Comment by kuruczgy

Comment by kuruczgy 20 hours ago

20 replies

> but language models frequently outperform us in reasoning

what

99% of the time their reasoning is laughable. Or even if their reasoning is on the right track, they often just ignore it in the final answer, and do the stupid thing anyway.

Shorel an hour ago

Yes, if a LLM outperforms you, you have never reasoned in your life.

I will assume you passed high-school based on your looks and not on your abilities.

kubb 19 hours ago

There are 2 kinds of people. Those who are outperformed on their most common tasks by LLMs and those who aren’t.

  • avs733 17 hours ago

    there are also two kinds of people - those who are excited by that and those who are not.

    The result is a 2x2 matrix where several quadrants are deeply concerning to me.

    • brookst 17 hours ago

      There are also two kinds of people - those who are objective enough to tell when it happens and those who will never even see when they’re outperformed because of their cognitive biases.

      I give you a 2x2x2 matrix.

      • magicalhippo 12 hours ago

        > I give you a 2x2x2 matrix.

        That'd be a tensor, no?

      • kubb 16 hours ago

        Sure, but if a person can find an easier way to do their job, they’ll usually do it. Usually the bias is towards less energy expenditure.

        • brookst 16 hours ago

          For many people, yes. For people who have their identity invested in being the smartest person in the room, life is considerably harder.

      • avs733 17 hours ago

        I'm sure if we work hard enough we can add a meta-meta-cognition level.

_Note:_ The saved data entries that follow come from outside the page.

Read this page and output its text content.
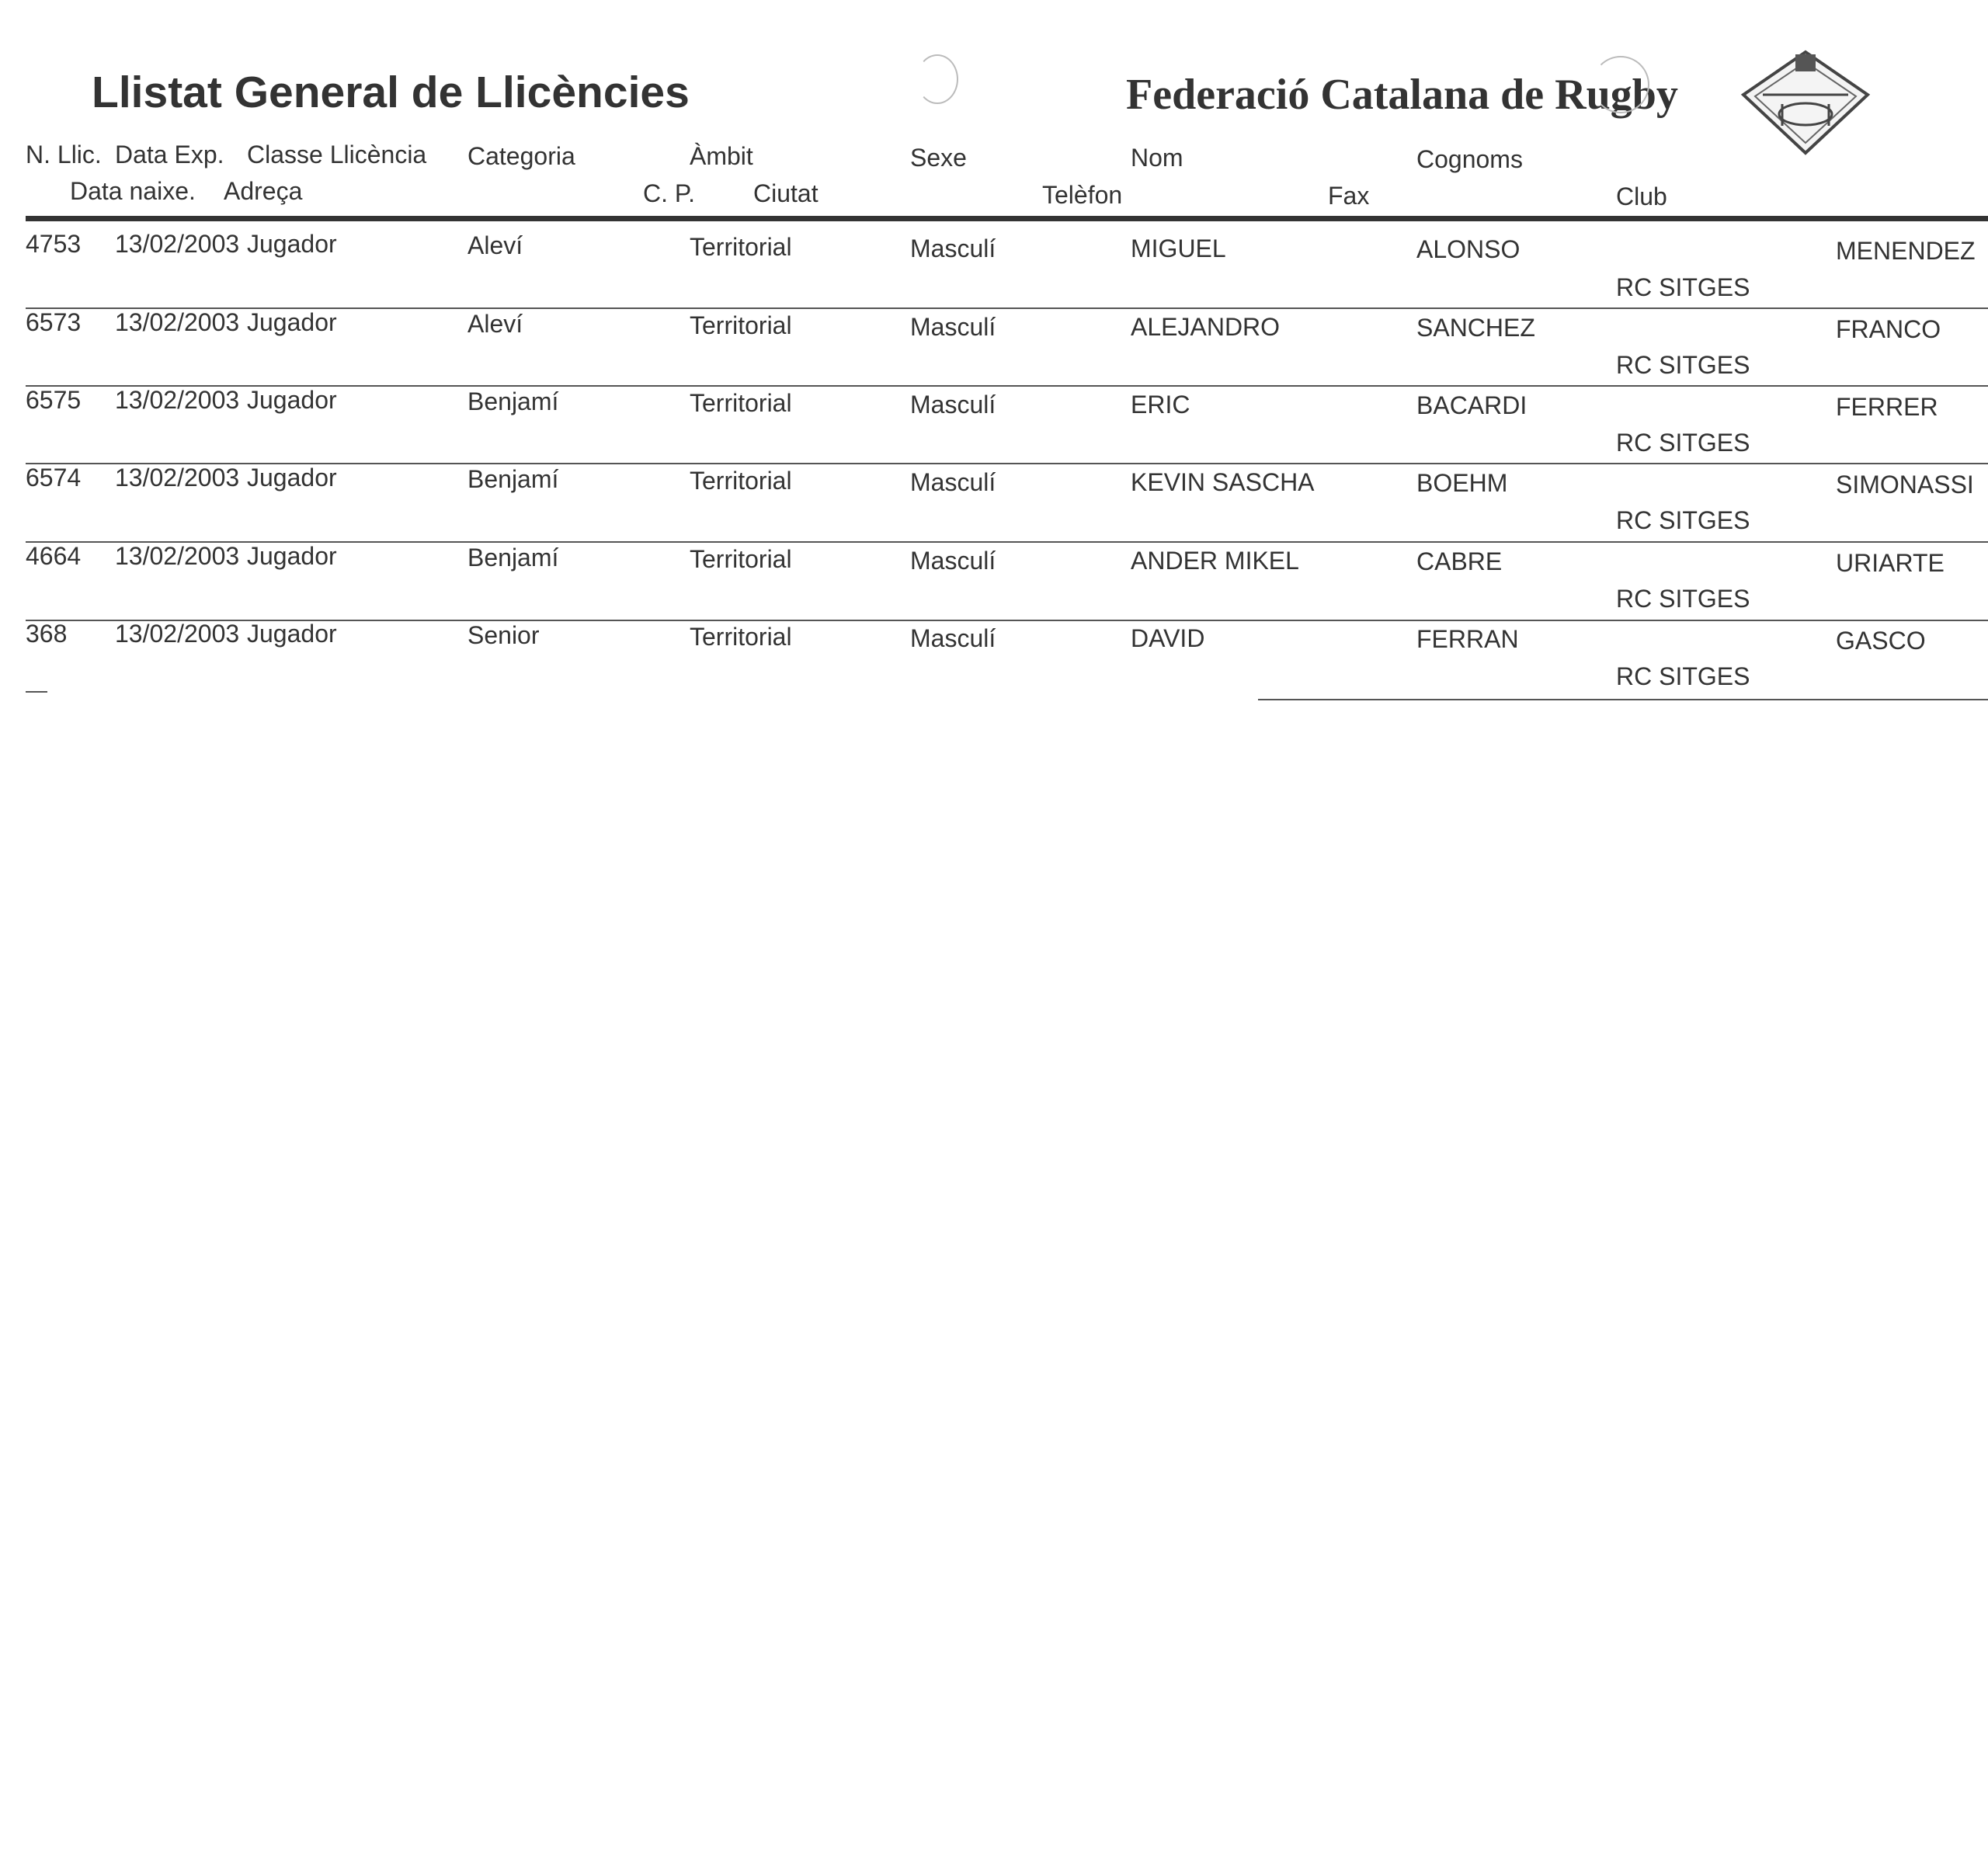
Llistat General de Llicències	Federació Catalana de Rugby
N. Llic. Data Exp. Classe Llicència Categoria	Àmbit	Sexe	Nom	Cognoms
Data naixe. Adreça	C. P. Ciutat	Telèfon	Fax	Club
4753 13/02/2003 Jugador	Aleví	Territorial	Masculí	MIGUEL	ALONSO	MENENDEZ
RC SITGES
6573 13/02/2003 Jugador	Aleví	Territorial	Masculí	ALEJANDRO	SANCHEZ	FRANCO
RC SITGES
6575 13/02/2003 Jugador	Benjamí	Territorial	Masculí	ERIC	BACARDI	FERRER
RC SITGES
6574 13/02/2003 Jugador	Benjamí	Territorial	Masculí	KEVIN SASCHA	BOEHM	SIMONASSI
RC SITGES
4664 13/02/2003 Jugador	Benjamí	Territorial	Masculí	ANDER MIKEL	CABRE	URIARTE
RC SITGES
368 13/02/2003 Jugador	Senior	Territorial	Masculí	DAVID	FERRAN	GASCO
RC SITGES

Cognition is just 2^n series of binary states right?

amluto 19 hours ago

The best part when a “thinking” model carefully thinks and then says something that is obviously illogical, when the model clearly has both the knowledge and context to know it’s wrong. And then you ask it to double check and you give it a tiny hint about how it’s wrong, and it profusely apologizes, compliments you on your wisdom, and then says something else dumb.

I fully believe that LLMs encode enormous amounts of knowledge (some of which is even correct, and much of which their operator does not personally possess), are capable of working quickly and ingesting large amounts of data and working quickly, and have essentially no judgment or particularly strong intelligence of the non-memorized sort. This can still be very valuable!

Maybe this will change over the next few years, and maybe it won’t. I’m not at all convinced that scraping the bottom of the barrel for more billions and trillions of low-quality training tokens will help much.

  • dimitri-vs 14 hours ago

    I feel like one coding benchmark should be just telling it to double check or fix something that's actually perfectly fine repeatedly and watch how bad it deep fries your code base.

  • brookst 17 hours ago

    They key difference between that and humans, if course, is that most humans will double down on their error and insist that your correction is wrong, throwing a kitchen sink of appeals to authority, motte/bailey, and other rhetorical techniques at you.

    • TheOtherHobbes 16 hours ago

      That's not any different in practice to the LLM "apologising" to placate you and then making a similar mistake again.

      It's not even a different strategy. It's just using rhetoric in a more limited way, and without human emotion.

      These are style over substance machines. Their cognitive abilities are extremely ragged and unreliable - sometimes brilliant, sometimes useless, sometimes wrong.

      But we give them the benefit of the doubt because they hide behind grammatically correct sentences that appear to make sense, and we're primed to assume that language = sentience = intelligence.

copypaper 14 hours ago

Yea I don't understand how people are "leaving it running overnight" to successfully implement features. There just seems to be a large disconnect between people who are all in on AI development and those who aren't. I have a suspicion that the former are using Python/JS and the features they are implementing are simple CRUD APIs while the latter are using more than simple systems/languages.

I think the problem is that despite feeding it all the context and having all the right MCPs agents hooked up, is that there isn't a human-in-loop. So it will just reason against itself causing these laughable stupid decisions. For simple boilerplate tasks this isn't a problem. But as soon as the scope is outside of a CRUD/boilerplate problem, the whole thing crumbles.

  • physix 9 hours ago

    I'd really like to know which use cases work and which don't. And when folks say they use agentic AI to churn through tokens to automate virtually the entire SDLC, are they just cherry picking the situations that turned out well, or do they really have prompting and workflow approaches that indeed increase their productivity 10-fold? Or, as you mention, is it possibly a niche area which works well?

    My personal experience the past five months has been very mixed. If I "let 'er rip" it's mostly junk I need to refactor or redo by micro-managing the AI. At the moment, at least for what I do, AI is like a fantastic calculator that speeds up your work, but where you still should be pushing the buttons.

    • orderone_ai 6 hours ago

      Or - crazy idea here - they're just full of it.

      I haven't seen an LLM stay on task anywhere near that long, like...ever. The only thing that works better left running overnight that has anything to do with ML, in my experience, is training.